• CJP-led bench sees no issues with proposed foreign investment bill
• Notes legislation will facilitate deal, boost FDI in similar projects
ISLAMABAD: The Supreme Court on Friday green-lit the revival of the Reko Diq project by announcing a short order on a presidential reference pertaining to the validity of the fresh settlement deal between two international firms — Barrick Gold Corporation (BCG) and Antofagasta PLC — and the government, aimed at warding off the $10 billion looming in arbitration penalties on Pakistan.
The settlement, which was finalised in March after three years of intense negotiations, was declared lawful by Chief Justice of Pakistan (CJP) Umar Ata Bandial, who was heading a five-judge bench, in a 13-page opinion on the reference moved by President Arif Alvi in October.
The president had sought the apex court’s opinion on two main points; firstly, does the 2013 judgement in the Maulana Abdul Haque Baloch case prevents the federal and Balochistan governments from entering into the implementation agreement or affect its validity; and, secondly, whether the proposed Foreign Investment (Protection and Promotion) Bill 2022 (FI-Bill), if enacted, would be valid and constitutional.
“The agreements do not, prima facie, violate any of the findings recorded in 2013 Abdul Haque Baloch case,” CJP Bandial responded to the questions. Detail reasons will follow soon.
While Justice Yahya Afridi, agreed with the opinion, he said he would clarify soon in a detailed response that he may not respond to Question No 1 to the extent of ‘public policy’.
The court observed that the proposed FI-Bill would not only pave way for implementation of the Reko Diq project in its present form but would also facilitate and encourage foreign direct investment in similar mining projects and other high capital intensive industries in which direct foreign investment was required to be encouraged through guarantees assured by laws and regulatory measures.

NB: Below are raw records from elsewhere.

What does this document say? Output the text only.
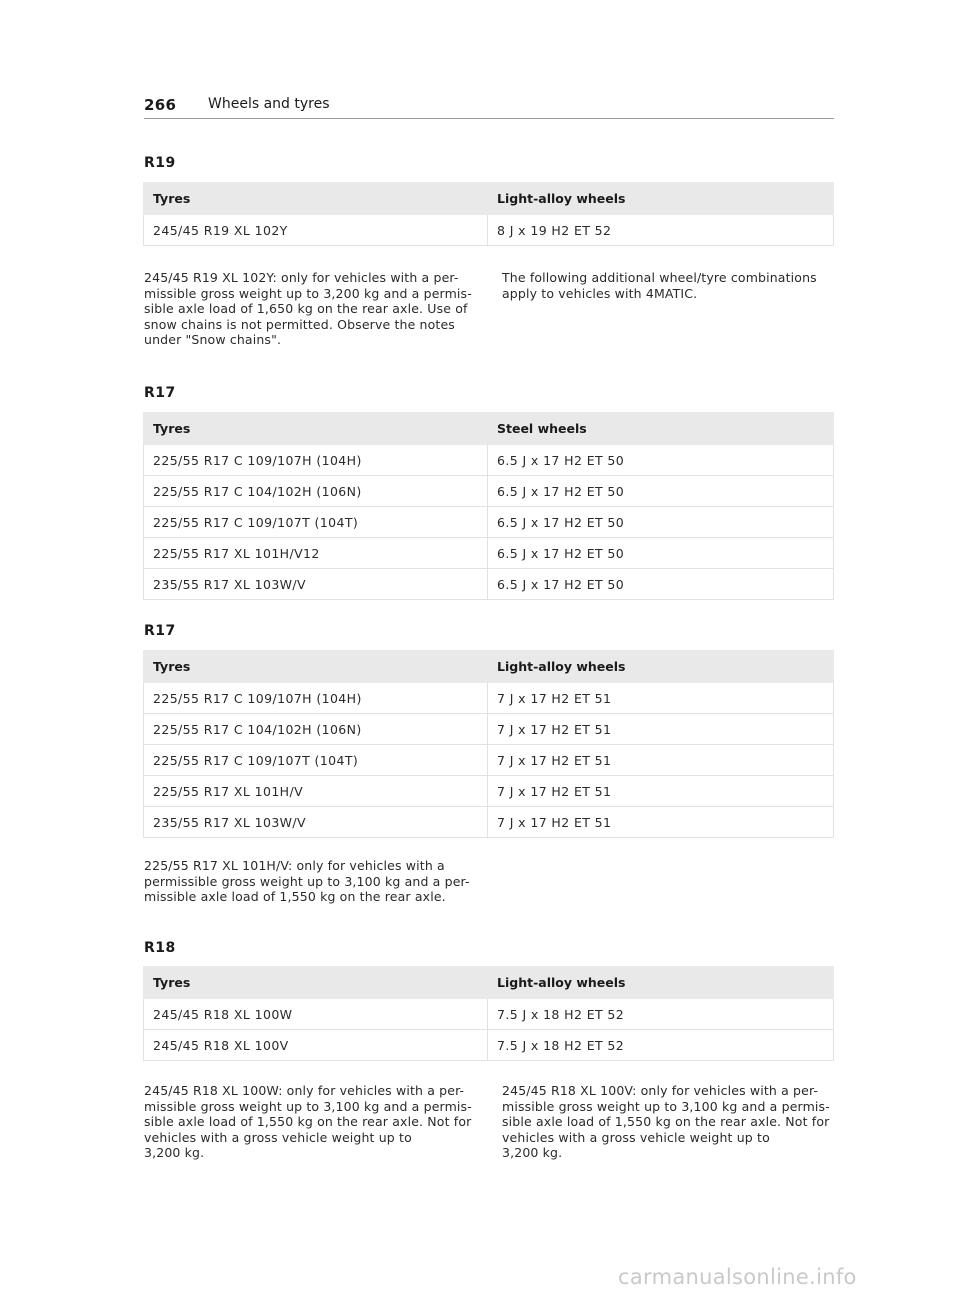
266 Wheels and tyres
R19
Tyres	Light-alloy wheels
245/45 R19 XL 102Y	8 J x 19 H2 ET 52
245/45 R19 XL 102Y: only for vehicles with a per-
missible gross weight up to 3,200 kg and a permis-
sible axle load of 1,650 kg on the rear axle. Use of
snow chains is not permitted. Observe the notes
under "Snow chains".
The following additional wheel/tyre combinations
apply to vehicles with 4MATIC.
R17
Tyres	Steel wheels
225/55 R17 C 109/107H (104H)	6.5 J x 17 H2 ET 50
225/55 R17 C 104/102H (106N)	6.5 J x 17 H2 ET 50
225/55 R17 C 109/107T (104T)	6.5 J x 17 H2 ET 50
225/55 R17 XL 101H/V12	6.5 J x 17 H2 ET 50
235/55 R17 XL 103W/V	6.5 J x 17 H2 ET 50
R17
Tyres	Light-alloy wheels
225/55 R17 C 109/107H (104H)	7 J x 17 H2 ET 51
225/55 R17 C 104/102H (106N)	7 J x 17 H2 ET 51
225/55 R17 C 109/107T (104T)	7 J x 17 H2 ET 51
225/55 R17 XL 101H/V	7 J x 17 H2 ET 51
235/55 R17 XL 103W/V	7 J x 17 H2 ET 51
225/55 R17 XL 101H/V: only for vehicles with a
permissible gross weight up to 3,100 kg and a per-
missible axle load of 1,550 kg on the rear axle.
R18
Tyres	Light-alloy wheels
245/45 R18 XL 100W	7.5 J x 18 H2 ET 52
245/45 R18 XL 100V	7.5 J x 18 H2 ET 52
245/45 R18 XL 100W: only for vehicles with a per-
missible gross weight up to 3,100 kg and a permis-
sible axle load of 1,550 kg on the rear axle. Not for
vehicles with a gross vehicle weight up to
3,200 kg.
245/45 R18 XL 100V: only for vehicles with a per-
missible gross weight up to 3,100 kg and a permis-
sible axle load of 1,550 kg on the rear axle. Not for
vehicles with a gross vehicle weight up to
3,200 kg.
carmanualsonline.info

“To sum up, we are of the opinion that parameters set out in 2013 Abdul Haque Baloch’s case have been duly addressed by the federal and provincial governments,” the bench explained.
Thus, the process for project’s revival has been undertaken ‘transparently’ and with ‘due diligence’.
The agreements are being signed by authorities duly authorised and competent to do so under the law and to ensure transparency and fairness, expert advice on the financial, technical and legal issues involved has been sought from both local as well as independent international experts/consultants on the terms settled in the agreements, according to the court opinion.
The agreements had been put in place after “due deliberation and have not been found by us to be unconstitutional or illegal”, it explained.
Likewise, the court expects, the rationale, basis, legality and vires of FI-Bill as well as the amendments to its schedules and annexure and the amendments incorporated through SROs following due process, would be duly enacted as required under the Constitution.
“And such laws and regulatory measures do not in any manner violate the constitution or the law,” the court noted.
The bench was of the opinion that FI-Bill was not limited exclusively to the Reko Diq project, rather it provided a framework for grant of investment incentives which, subject to the provisions of the bill, would be available to all investments of $500m or more.
The fact that the Reko Diq project was the first to be identified as a ‘Qualified Investment’ under FI-Bill did not render the statute as ‘person-specific’, it added.
The court observed that unlike the Chagai hills exploration joint venture agreement, the decision to enter into the settlement agreements with the mining firms was backed by law and taken after careful negotiations during which independent international consultants assisted the authorised representatives of Pakistan and Balochistan governments.
In a tweet, PTI leader and former energy and petroleum minister Hammad Azhar welcomed the court opinion and recalled how companies falling under the petroleum division had played a key role in arranging funding for the settlement and becoming stakeholders in the project. “We used to get things done under PTI government,” he remarked.
“It is a step back from the financial precipice,” former additional attorney general Tariq Khokhar said, adding that this was “not the time for angry remonstrance, but we must reflect on the cause and causes that pushed the nation to the brink of financial bankruptcy.”
Senior counsel Hafiz Ahsaan Ahmad Khokhar highlighted the need of revisiting all existing commercial laws by policymakers to introduce legislation on matters relating to foreign direct investment and commercial dispute by adopting best international practices.
Simultaneously, he said, robust alternative dispute resolution be introduced with time-bound adjudicating and court processes to make Pakistan an attractive place for foreign investment and “to avoid such heavy contracts default and penalties before international forums”.